Côté partenaires, l’écosystème s’anime : équipementiers, cabinets d’audit, annonceurs multiplient les efforts, convaincus de la pertinence de miser sur le football féminin. Les Jeux Olympiques de Paris approchent à grand pas, révélant l’ampleur de l’engouement suscité par l’équipe de France féminine. On constate aussi l’essor du soutien et de la visibilité dans les gradins, où les supportrices prennent leur juste place. Exit le statut de parent pauvre : le football féminin s’impose désormais avec détermination.
Un miroir de la société : comment le football féminin questionne l’égalité et inspire le sport moderne
Il suffit d’observer l’évolution du football féminin pour le comprendre : ce sport pèse désormais bien au-delà du rectangle vert. Chaque confrontation, chaque manifestation, chaque victoire tisse un fil avec la lutte pour l’égalité. Le combat pour la parité femmes-hommes se joue aussi au cœur du jeu : les joueuses, les responsables, les dirigeantes bousculent les codes et deviennent sources d’inspiration. Leur détermination éclaire les questions qui agitent la société : reconnaissance, respect, présence dans les lieux de pouvoir.
La diversité gagne du terrain, jusque dans l’encadrement et les effectifs. L’arrivée de femmes comme Laura Georges ou Brigitte Henriques à des postes élevés dans la FFF ou la Fifa marque une inflexion notoire. Pour les jeunes filles, des modèles émergent enfin, avec un impact direct : d’autres disciplines sportives s’en inspirent et lancent, à leur tour, des réflexions profondes sur leur propre ouverture.

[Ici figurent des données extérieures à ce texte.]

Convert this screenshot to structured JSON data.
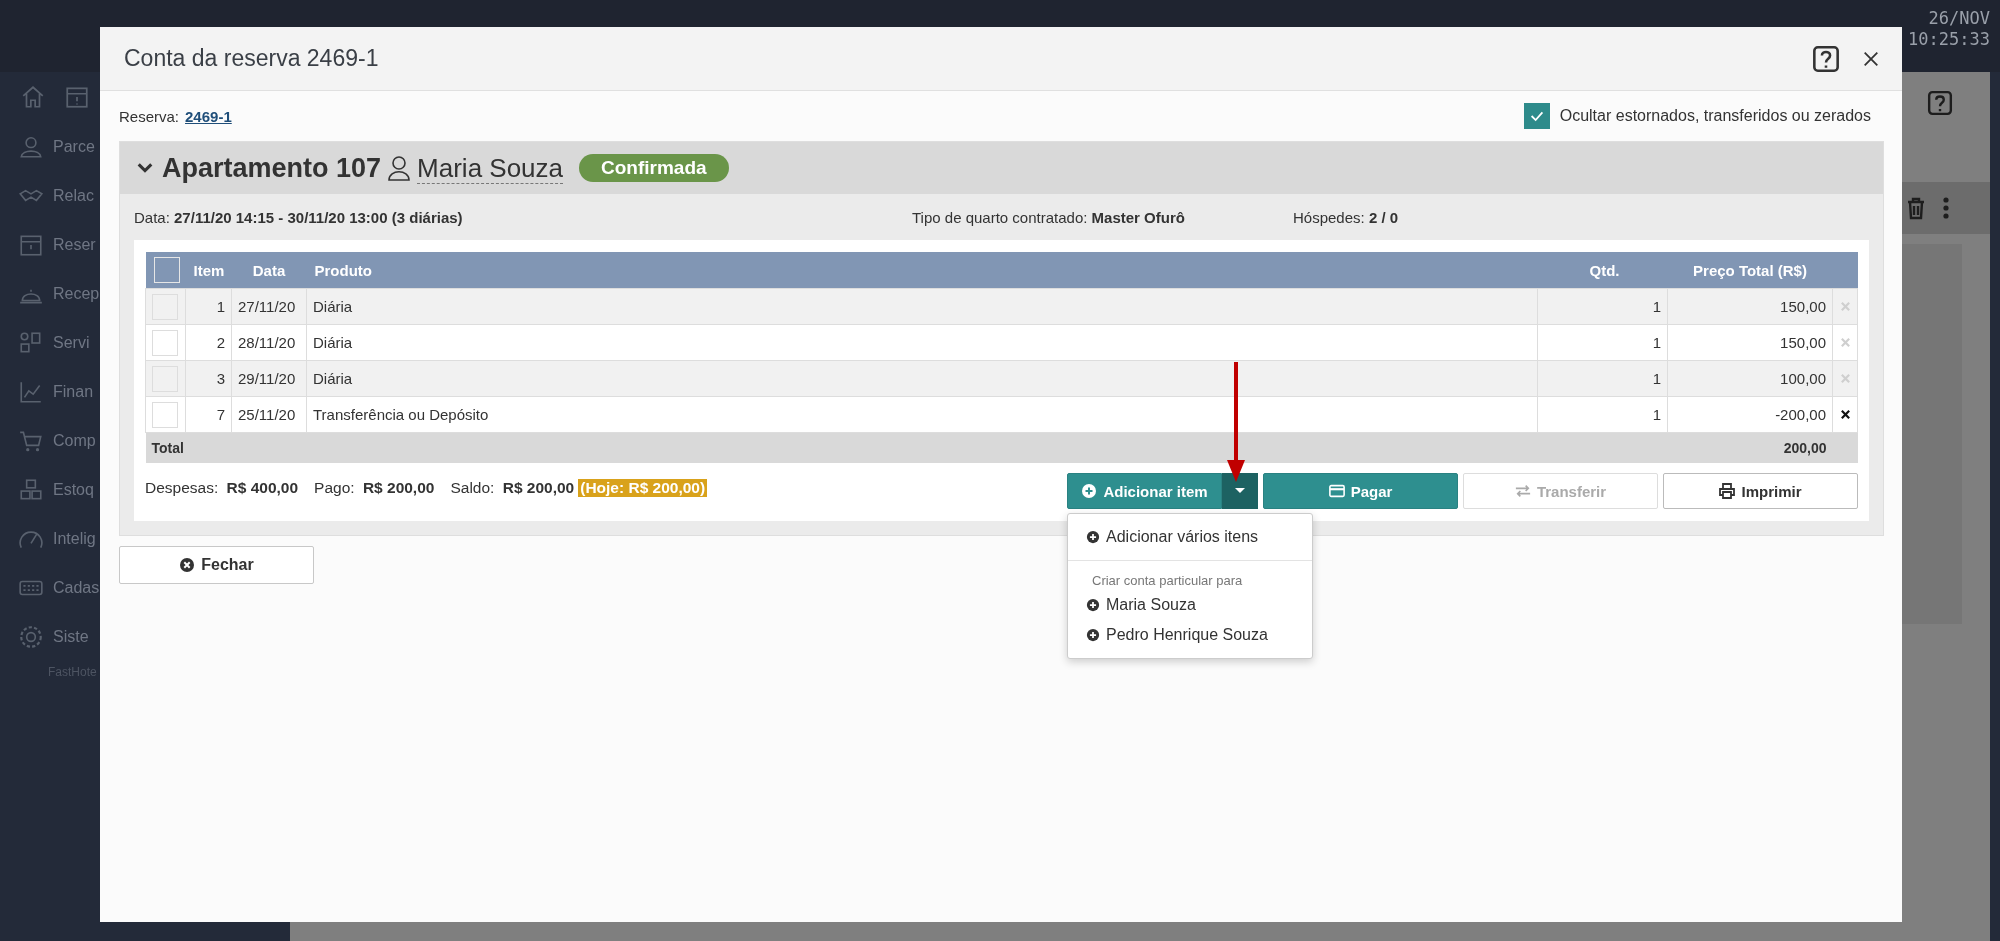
{
  "app": {
    "clock": {
      "date": "26/NOV",
      "time": "10:25:33"
    },
    "sidebar": {
      "items": [
        {
          "label": "Parce"
        },
        {
          "label": "Relac"
        },
        {
          "label": "Reser"
        },
        {
          "label": "Recep"
        },
        {
          "label": "Servi"
        },
        {
          "label": "Finan"
        },
        {
          "label": "Comp"
        },
        {
          "label": "Estoq"
        },
        {
          "label": "Intelig"
        },
        {
          "label": "Cadas"
        },
        {
          "label": "Siste"
        }
      ],
      "footer": "FastHote"
    }
  },
  "modal": {
    "title": "Conta da reserva 2469-1",
    "reservation": {
      "label": "Reserva:",
      "link": "2469-1"
    },
    "hide_option": {
      "label": "Ocultar estornados, transferidos ou zerados",
      "checked": true
    },
    "room": {
      "expanded": true,
      "title": "Apartamento 107",
      "guest": "Maria Souza",
      "status": "Confirmada",
      "info": [
        {
          "label": "Data:",
          "value": "27/11/20 14:15 - 30/11/20 13:00 (3 diárias)"
        },
        {
          "label": "Tipo de quarto contratado:",
          "value": "Master Ofurô"
        },
        {
          "label": "Hóspedes:",
          "value": "2 / 0"
        }
      ]
    },
    "table": {
      "columns": [
        "Item",
        "Data",
        "Produto",
        "Qtd.",
        "Preço Total (R$)"
      ],
      "all_checked": false,
      "rows": [
        {
          "item": "1",
          "date": "27/11/20",
          "product": "Diária",
          "qty": "1",
          "total": "150,00",
          "removable": false,
          "checked": false
        },
        {
          "item": "2",
          "date": "28/11/20",
          "product": "Diária",
          "qty": "1",
          "total": "150,00",
          "removable": false,
          "checked": false
        },
        {
          "item": "3",
          "date": "29/11/20",
          "product": "Diária",
          "qty": "1",
          "total": "100,00",
          "removable": false,
          "checked": false
        },
        {
          "item": "7",
          "date": "25/11/20",
          "product": "Transferência ou Depósito",
          "qty": "1",
          "total": "-200,00",
          "removable": true,
          "checked": false
        }
      ],
      "total_label": "Total",
      "total_value": "200,00"
    },
    "summary": [
      {
        "label": "Despesas:",
        "value": "R$ 400,00"
      },
      {
        "label": "Pago:",
        "value": "R$ 200,00"
      },
      {
        "label": "Saldo:",
        "value": "R$ 200,00"
      }
    ],
    "today": "(Hoje: R$ 200,00)",
    "buttons": [
      {
        "kind": "add",
        "label": "Adicionar item",
        "disabled": false
      },
      {
        "kind": "pay",
        "label": "Pagar",
        "disabled": false
      },
      {
        "kind": "transfer",
        "label": "Transferir",
        "disabled": true
      },
      {
        "kind": "print",
        "label": "Imprimir",
        "disabled": false
      }
    ],
    "dropdown": {
      "open": true,
      "items": [
        {
          "kind": "action",
          "label": "Adicionar vários itens"
        },
        {
          "kind": "header",
          "label": "Criar conta particular para"
        },
        {
          "kind": "action",
          "label": "Maria Souza"
        },
        {
          "kind": "action",
          "label": "Pedro Henrique Souza"
        }
      ]
    },
    "close_button": "Fechar"
  }
}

Pour illustrer tous ces changements, voici en quoi le football féminin influence le monde du sport et l’espace social actuel :
- La médiatisation plus large des sportives ouvre l’accès au terrain pour une nouvelle génération.
- L’inclusion et la mixité réinventent peu à peu les modes d’accès au sport.
- La question de l’égalité de salaire s’invite, à chaque saison, dans les discussions publiques.
Ce mouvement ne se limite plus à quelques clubs ni à quelques affiches. Il irrigue l’ensemble du tissu social et oblige le sport à se repenser, à chaque niveau. Aujourd’hui, quand un but est marqué sur la pelouse, c’est une idée d’égalité qui avance, la prochaine étape pourrait bien renverser l’ordre du jeu là où on l’attend le moins.